Last year he came home and said he had been punched by this kid and everybody was yelling at him and he didn't know why. It turned out that they had been given instructions during PE...there was some sort of testing they were doing and they had 2 groups...one doing the testing, and one playing a game. Once you were done with your test, you were to go sit on the bench and wait for your turn to play the game. Only DS missed that instruction and tried to join the game immediately, so the other kids started telling him he was supposed to go sit down.

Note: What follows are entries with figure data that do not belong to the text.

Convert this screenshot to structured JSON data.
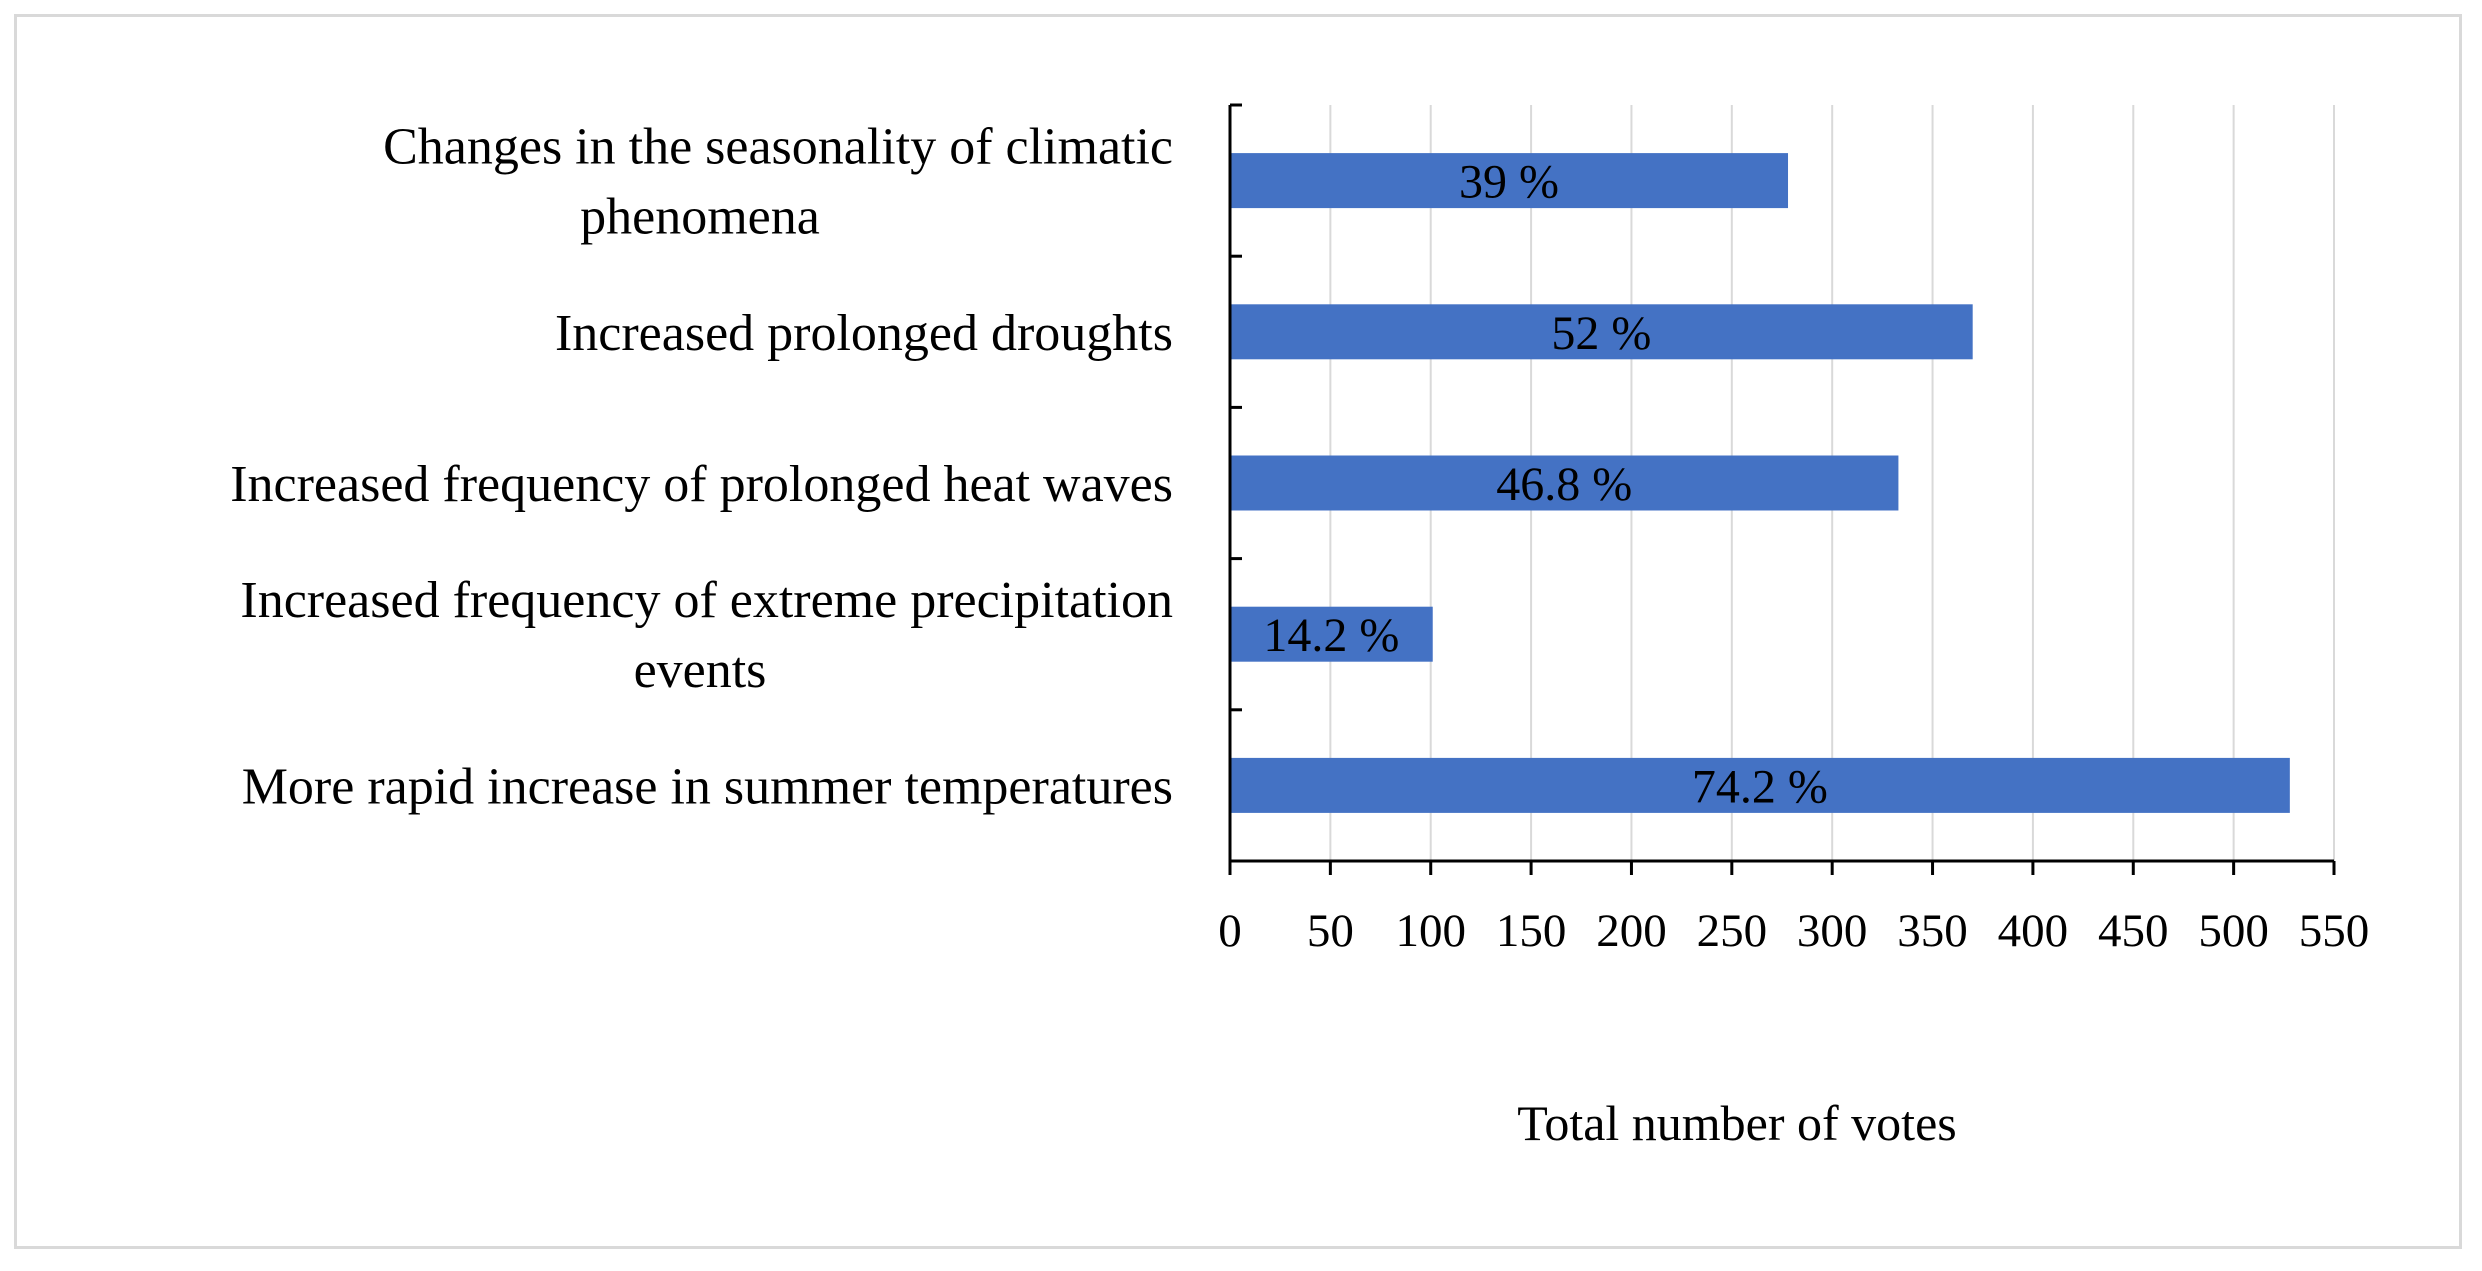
{
  "chart_data": {
    "type": "bar",
    "orientation": "horizontal",
    "categories": [
      [
        "Changes in the seasonality of climatic",
        "phenomena"
      ],
      [
        "Increased prolonged droughts"
      ],
      [
        "Increased frequency of prolonged heat waves"
      ],
      [
        "Increased frequency of extreme precipitation",
        "events"
      ],
      [
        "More rapid increase in summer temperatures"
      ]
    ],
    "values": [
      278,
      370,
      333,
      101,
      528
    ],
    "data_labels": [
      "39 %",
      "52 %",
      "46.8 %",
      "14.2 %",
      "74.2 %"
    ],
    "xticks": [
      0,
      50,
      100,
      150,
      200,
      250,
      300,
      350,
      400,
      450,
      500,
      550
    ],
    "xlim": [
      0,
      550
    ],
    "xlabel": "Total number of votes",
    "ylabel": "",
    "title": "",
    "grid": "vertical",
    "legend": "none",
    "bar_color": "#4472c4",
    "grid_color": "#d9d9d9",
    "frame_color": "#d9d9d9"
  }
}
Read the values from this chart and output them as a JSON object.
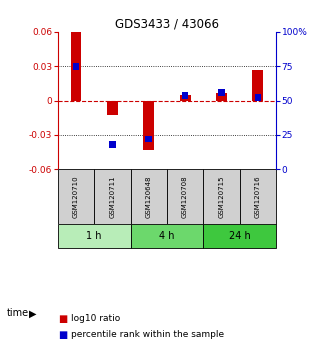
{
  "title": "GDS3433 / 43066",
  "samples": [
    "GSM120710",
    "GSM120711",
    "GSM120648",
    "GSM120708",
    "GSM120715",
    "GSM120716"
  ],
  "log10_ratio": [
    0.06,
    -0.013,
    -0.043,
    0.005,
    0.007,
    0.027
  ],
  "percentile_rank": [
    75,
    18,
    22,
    54,
    56,
    52
  ],
  "time_groups": [
    {
      "label": "1 h",
      "cols": [
        0,
        1
      ],
      "color": "#b8edb8"
    },
    {
      "label": "4 h",
      "cols": [
        2,
        3
      ],
      "color": "#6cd86c"
    },
    {
      "label": "24 h",
      "cols": [
        4,
        5
      ],
      "color": "#3ec83e"
    }
  ],
  "ylim_left": [
    -0.06,
    0.06
  ],
  "ylim_right": [
    0,
    100
  ],
  "yticks_left": [
    -0.06,
    -0.03,
    0,
    0.03,
    0.06
  ],
  "yticks_right": [
    0,
    25,
    50,
    75,
    100
  ],
  "ytick_labels_right": [
    "0",
    "25",
    "50",
    "75",
    "100%"
  ],
  "red_color": "#cc0000",
  "blue_color": "#0000cc",
  "background_color": "#ffffff",
  "sample_box_color": "#d0d0d0",
  "zero_line_color": "#cc0000",
  "legend_red": "log10 ratio",
  "legend_blue": "percentile rank within the sample",
  "time_label": "time"
}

He took it as all the kids yelling at him and didn't know why, he started to scream, and one of the other kids is overly sensitive to noise and just started swinging and punched DS. The teacher called, explained it, and we worked out with the teacher how to handle that next time...DS didn't understand that he was allowed to leave the situation and where to go to do that if they weren't in their regular classroom where they have the Nevenruimte. So we discussed it with the teacher, and he sat DS down and told him exactly what to do if he was overwhelmed when they weren't in the classroom....where he was allowed to go and what the procedure was. Pretty incredible. A few weeks later, there was another situation and he knew exactly what to do and he just walked off and found a quiet spot until he calmed down. And the teacher called to check up and to fill in the gaps again. Fantastic. I could go on and on. It's really how education SHOULD be.